Remember the 180, its for your own good it will help you distance your self and move on to find someone worth your time.


----------



## the guy (Aug 3, 2010)

You do realize it just a matter of time before your WW gets tired of all his health issues. 
I mean affair are fun and exciting and the taboo of it, but once the light of day starts to shine on the day to day stuff then its not so fun anymore.

What will happen when OM runs out of those "little blue pills"? How long do you think it will take for your WW to get tired of supporting his butt? or are you supporting both of them ?

Are you prepared to face her when she comes crawling back?


You need to go work out and start a hobby...get your mind off of this and distance your self....she is no longer your problem now.


----------



## Shaggy (Jul 17, 2011)

Stop allowing your daughter over there is the OM is living there. It's one thing for your wife to leave, but exposing your daughter to the OM situation isn't acceptable.

Inform your wife that she can have your daughter but not at her shared living place - even if the OM isn't there.

Talk to your lawyer about having this written and enforced.


----------



## MattMatt (May 19, 2012)

Shaggy said:


> Stop allowing your daughter over there is the OM is living there.
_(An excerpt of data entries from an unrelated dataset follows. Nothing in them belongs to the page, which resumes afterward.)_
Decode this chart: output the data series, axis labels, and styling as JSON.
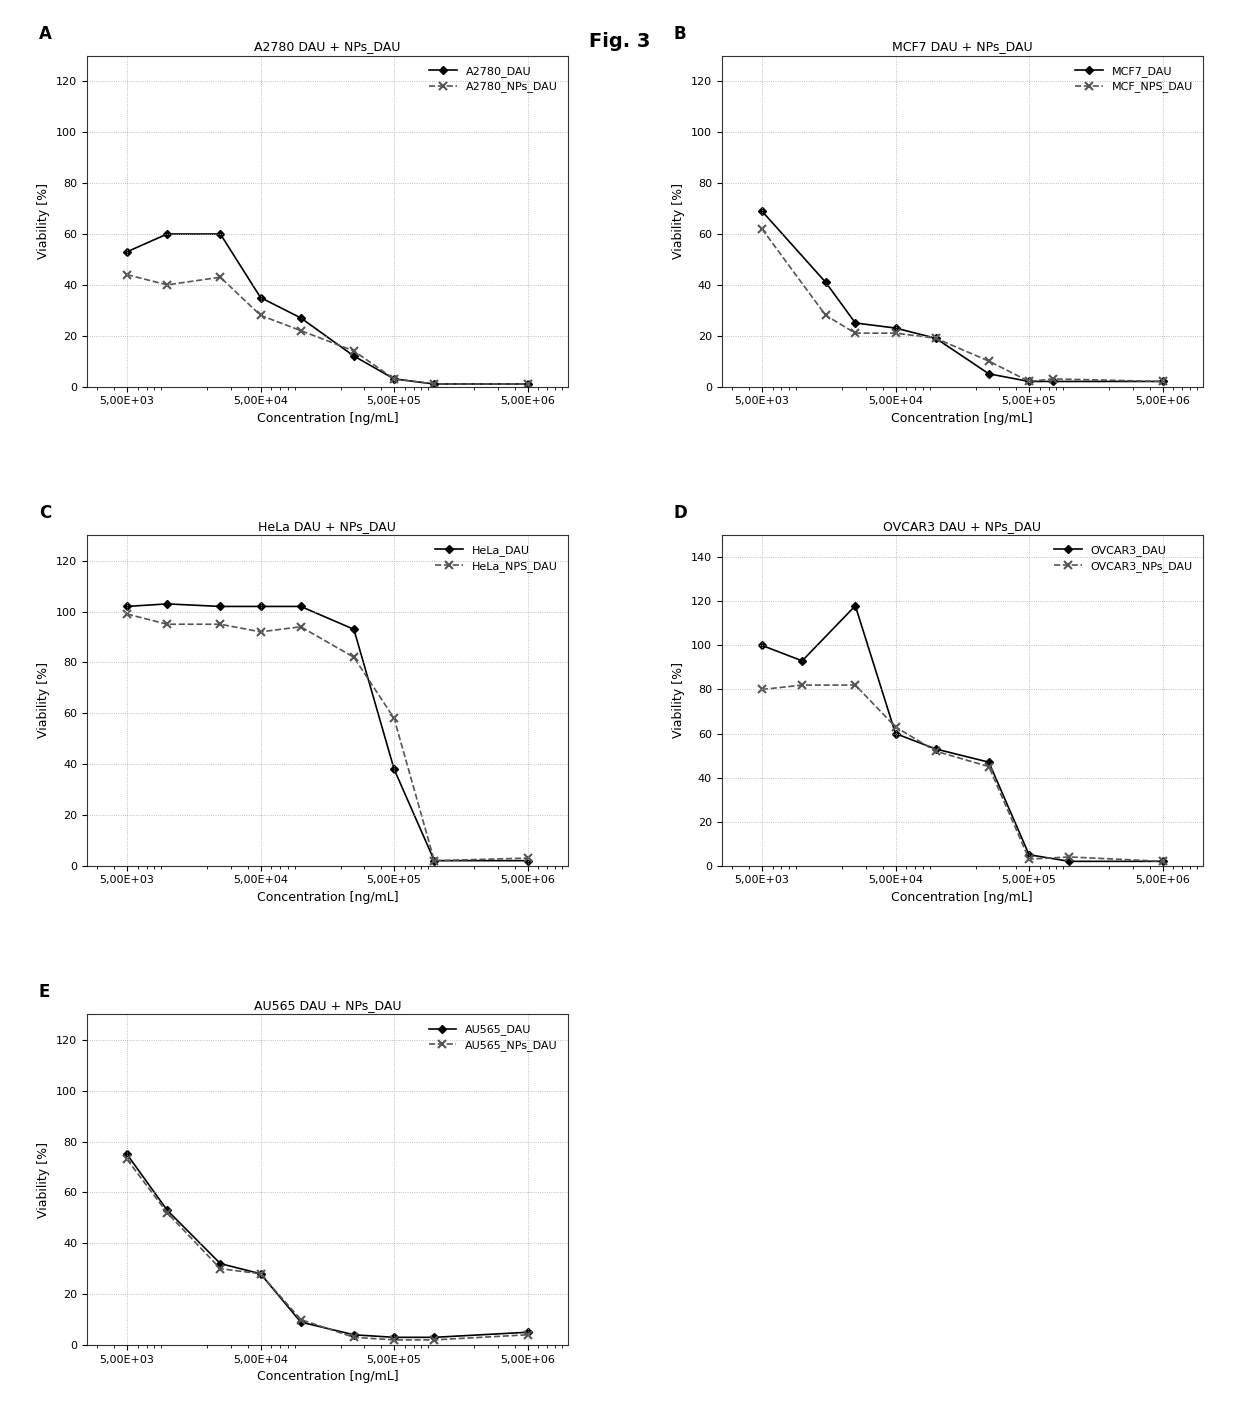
{
  "title": "Fig. 3",
  "subplots": [
    {
      "label": "A",
      "title": "A2780 DAU + NPs_DAU",
      "series": [
        {
          "name": "A2780_DAU",
          "x": [
            5000,
            10000,
            25000,
            50000,
            100000,
            250000,
            500000,
            1000000,
            5000000
          ],
          "y": [
            53,
            60,
            60,
            35,
            27,
            12,
            3,
            1,
            1
          ],
          "style": "solid",
          "marker": "D",
          "color": "#000000"
        },
        {
          "name": "A2780_NPs_DAU",
          "x": [
            5000,
            10000,
            25000,
            50000,
            100000,
            250000,
            500000,
            1000000,
            5000000
          ],
          "y": [
            44,
            40,
            43,
            28,
            22,
            14,
            3,
            1,
            1
          ],
          "style": "dashed",
          "marker": "x",
          "color": "#555555"
        }
      ],
      "ylim": [
        0,
        130
      ],
      "yticks": [
        0,
        20,
        40,
        60,
        80,
        100,
        120
      ],
      "ylabel": "Viability [%]",
      "xlabel": "Concentration [ng/mL]"
    },
    {
      "label": "B",
      "title": "MCF7 DAU + NPs_DAU",
      "series": [
        {
          "name": "MCF7_DAU",
          "x": [
            5000,
            15000,
            25000,
            50000,
            100000,
            250000,
            500000,
            750000,
            5000000
          ],
          "y": [
            69,
            41,
            25,
            23,
            19,
            5,
            2,
            2,
            2
          ],
          "style": "solid",
          "marker": "D",
          "color": "#000000"
        },
        {
          "name": "MCF_NPS_DAU",
          "x": [
            5000,
            15000,
            25000,
            50000,
            100000,
            250000,
            500000,
            750000,
            5000000
          ],
          "y": [
            62,
            28,
            21,
            21,
            19,
            10,
            2,
            3,
            2
          ],
          "style": "dashed",
          "marker": "x",
          "color": "#555555"
        }
      ],
      "ylim": [
        0,
        130
      ],
      "yticks": [
        0,
        20,
        40,
        60,
        80,
        100,
        120
      ],
      "ylabel": "Viability [%]",
      "xlabel": "Concentration [ng/mL]"
    },
    {
      "label": "C",
      "title": "HeLa DAU + NPs_DAU",
      "series": [
        {
          "name": "HeLa_DAU",
          "x": [
            5000,
            10000,
            25000,
            50000,
            100000,
            250000,
            500000,
            1000000,
            5000000
          ],
          "y": [
            102,
            103,
            102,
            102,
            102,
            93,
            38,
            2,
            2
          ],
          "style": "solid",
          "marker": "D",
          "color": "#000000"
        },
        {
          "name": "HeLa_NPS_DAU",
          "x": [
            5000,
            10000,
            25000,
            50000,
            100000,
            250000,
            500000,
            1000000,
            5000000
          ],
          "y": [
            99,
            95,
            95,
            92,
            94,
            82,
            58,
            2,
            3
          ],
          "style": "dashed",
          "marker": "x",
          "color": "#555555"
        }
      ],
      "ylim": [
        0,
        130
      ],
      "yticks": [
        0,
        20,
        40,
        60,
        80,
        100,
        120
      ],
      "ylabel": "Viability [%]",
      "xlabel": "Concentration [ng/mL]"
    },
    {
      "label": "D",
      "title": "OVCAR3 DAU + NPs_DAU",
      "series": [
        {
          "name": "OVCAR3_DAU",
          "x": [
            5000,
            10000,
            25000,
            50000,
            100000,
            250000,
            500000,
            1000000,
            5000000
          ],
          "y": [
            100,
            93,
            118,
            60,
            53,
            47,
            5,
            2,
            2
          ],
          "style": "solid",
          "marker": "D",
          "color": "#000000"
        },
        {
          "name": "OVCAR3_NPs_DAU",
          "x": [
            5000,
            10000,
            25000,
            50000,
            100000,
            250000,
            500000,
            1000000,
            5000000
          ],
          "y": [
            80,
            82,
            82,
            63,
            52,
            45,
            3,
            4,
            2
          ],
          "style": "dashed",
          "marker": "x",
          "color": "#555555"
        }
      ],
      "ylim": [
        0,
        150
      ],
      "yticks": [
        0,
        20,
        40,
        60,
        80,
        100,
        120,
        140
      ],
      "ylabel": "Viability [%]",
      "xlabel": "Concentration [ng/mL]"
    },
    {
      "label": "E",
      "title": "AU565 DAU + NPs_DAU",
      "series": [
        {
          "name": "AU565_DAU",
          "x": [
            5000,
            10000,
            25000,
            50000,
            100000,
            250000,
            500000,
            1000000,
            5000000
          ],
          "y": [
            75,
            53,
            32,
            28,
            9,
            4,
            3,
            3,
            5
          ],
          "style": "solid",
          "marker": "D",
          "color": "#000000"
        },
        {
          "name": "AU565_NPs_DAU",
          "x": [
            5000,
            10000,
            25000,
            50000,
            100000,
            250000,
            500000,
            1000000,
            5000000
          ],
          "y": [
            73,
            52,
            30,
            28,
            10,
            3,
            2,
            2,
            4
          ],
          "style": "dashed",
          "marker": "x",
          "color": "#555555"
        }
      ],
      "ylim": [
        0,
        130
      ],
      "yticks": [
        0,
        20,
        40,
        60,
        80,
        100,
        120
      ],
      "ylabel": "Viability [%]",
      "xlabel": "Concentration [ng/mL]"
    }
  ],
  "xtick_positions": [
    5000,
    50000,
    500000,
    5000000
  ],
  "xtick_labels": [
    "5,00E+03",
    "5,00E+04",
    "5,00E+05",
    "5,00E+06"
  ],
  "background_color": "#ffffff",
  "grid_color": "#aaaaaa",
  "fig_title_fontsize": 14,
  "axis_label_fontsize": 9,
  "tick_label_fontsize": 8,
  "legend_fontsize": 8,
  "subplot_title_fontsize": 9,
  "panel_label_fontsize": 12
}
It's one thing for your wife to leave, but exposing your daughter to the OM situation isn't acceptable.
> 
> Inform your wife that she can have your daughter but not at her shared living place - even if the OM isn't there.
> 
> Talk to your lawyer about having this written and enforced.


:iagree:

Also, have him checked out on whatever the equivalent of the Sex Offender Register is in your country. Not saying there's anything wrong there, but it is not worth taking a risk.


----------



## lordmayhem (Feb 7, 2011)

Shaggy said:


> Stop allowing your daughter over there is the OM is living there. It's one thing for your wife to leave, but exposing your daughter to the OM situation isn't acceptable.
> 
> Inform your wife that she can have your daughter but not at her shared living place - even if the OM isn't there.
> 
> Talk to your lawyer about having this written and enforced.


:iagree:

Try to get your lawyer to write in a morality clause.

Morality Clause: Prohibiting Cohabitation and Overnight Guests


----------



## iheartlife (Apr 4, 2012)

I am 100% in agreement with everything that's being said about allowing your daughter around the OM.
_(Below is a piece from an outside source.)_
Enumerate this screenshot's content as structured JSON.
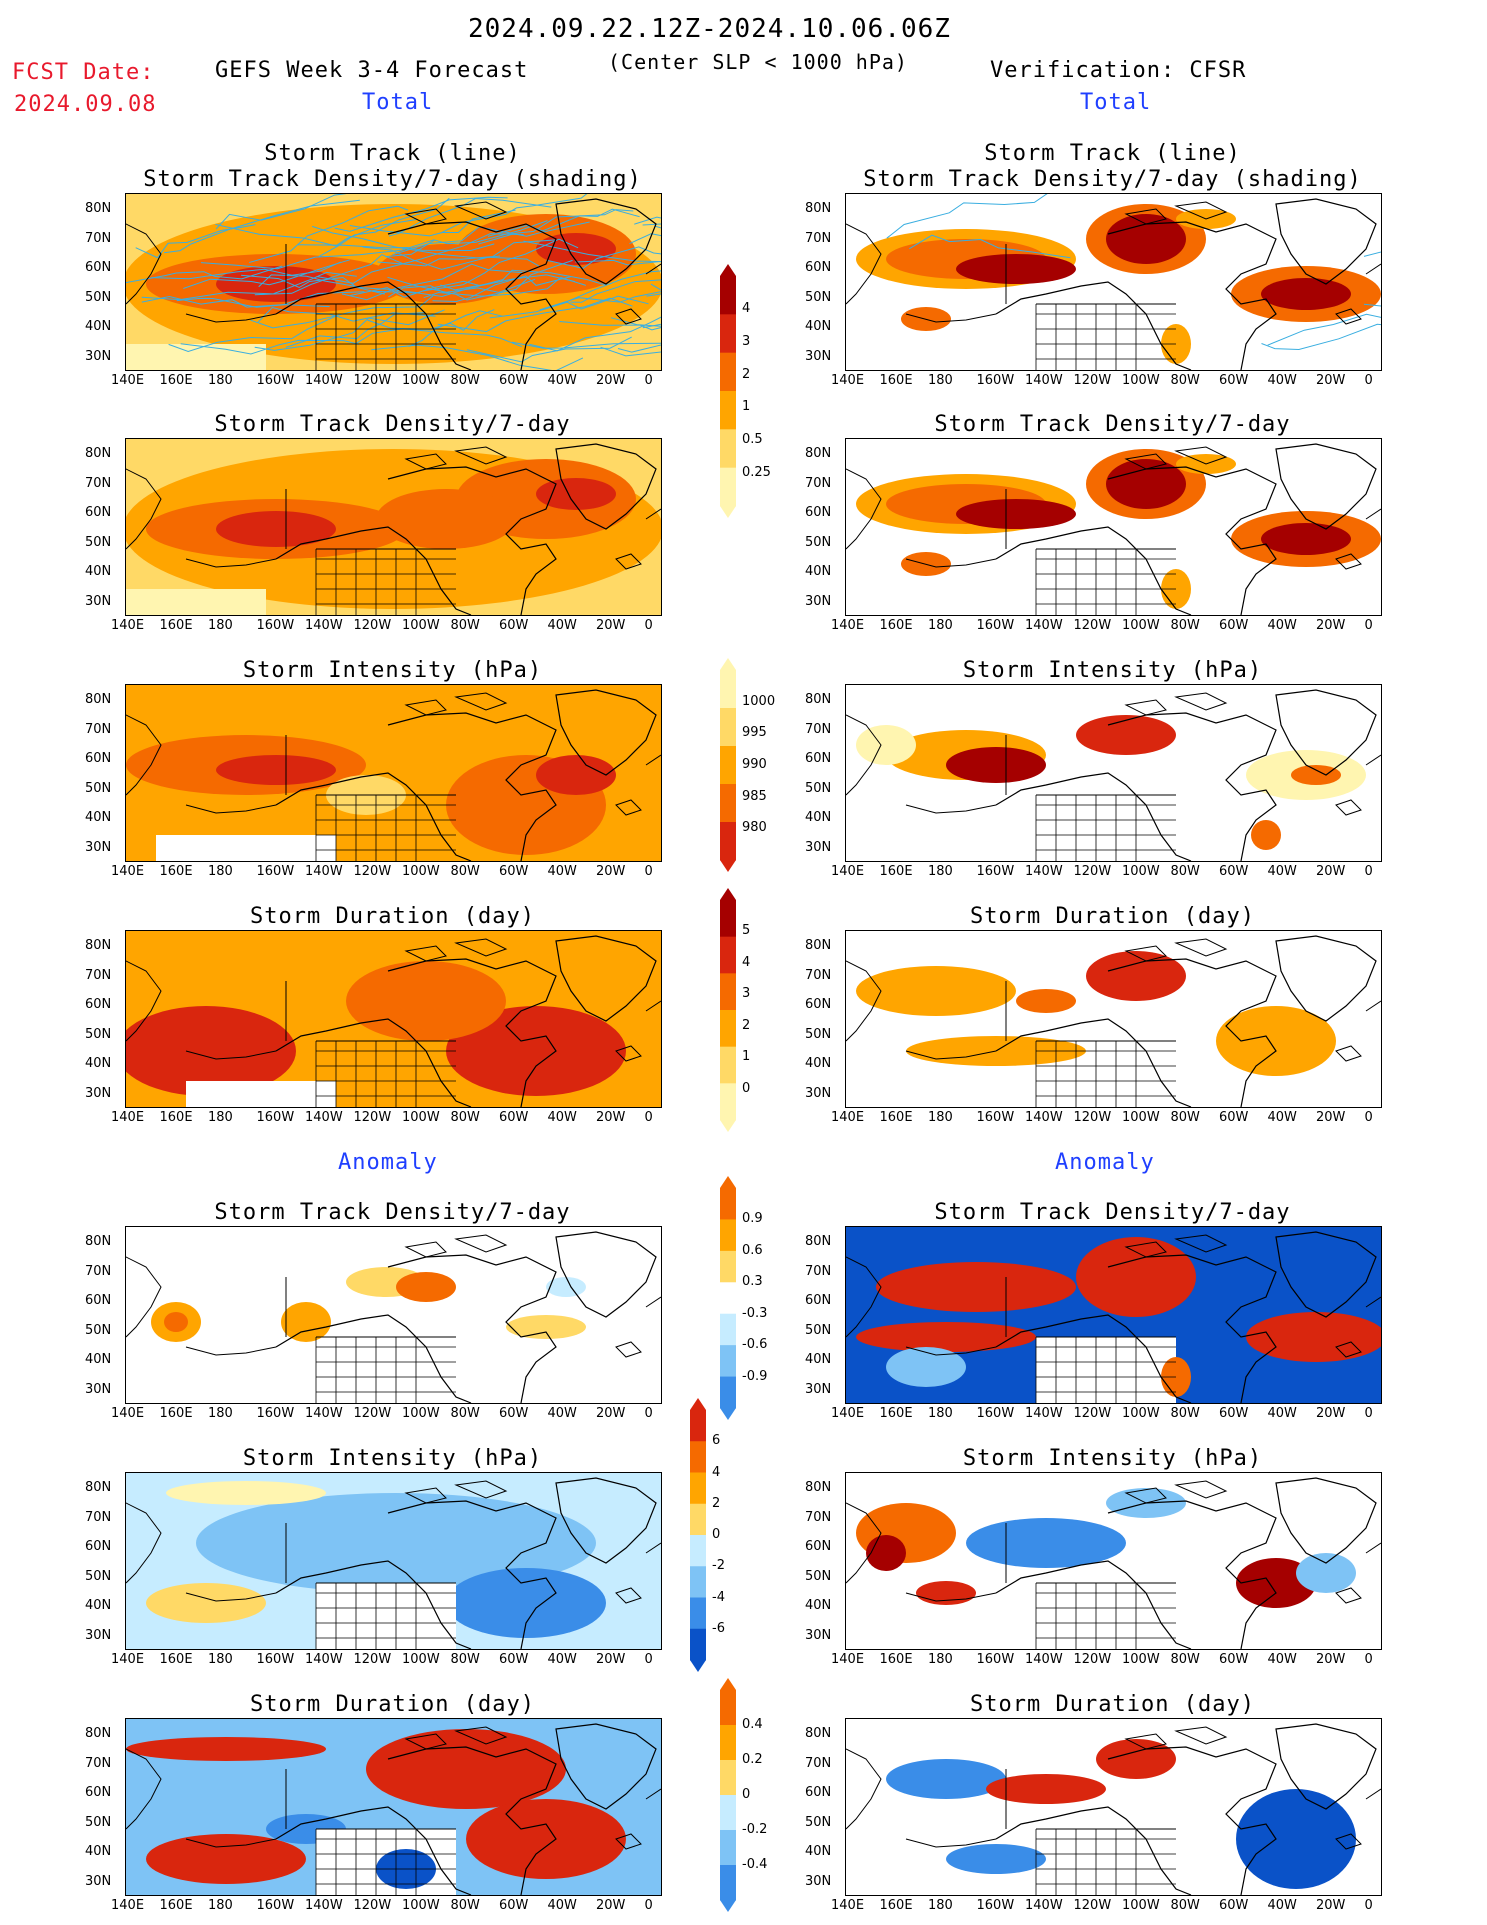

Frankly, it shocks me the number of times that I see that children are allowed around OMs. I realize that to some extent there isn't a lot you can do about it, but it would terrify me.

The rate of molestation for children by adults who did not raise them (the actual blood relationship is often immaterial--it's the raising them from childhood that is an even greater barrier) who subsequently live with them in the same household is sky-high. You start reading about that stuff and it will make your hair stand on end. I always hesitate to mention this because there are MANY loving adoptive, step, and foster parents out there and they have a challenging and thankless job as it is. But sadly, the statistics speak for themselves.


----------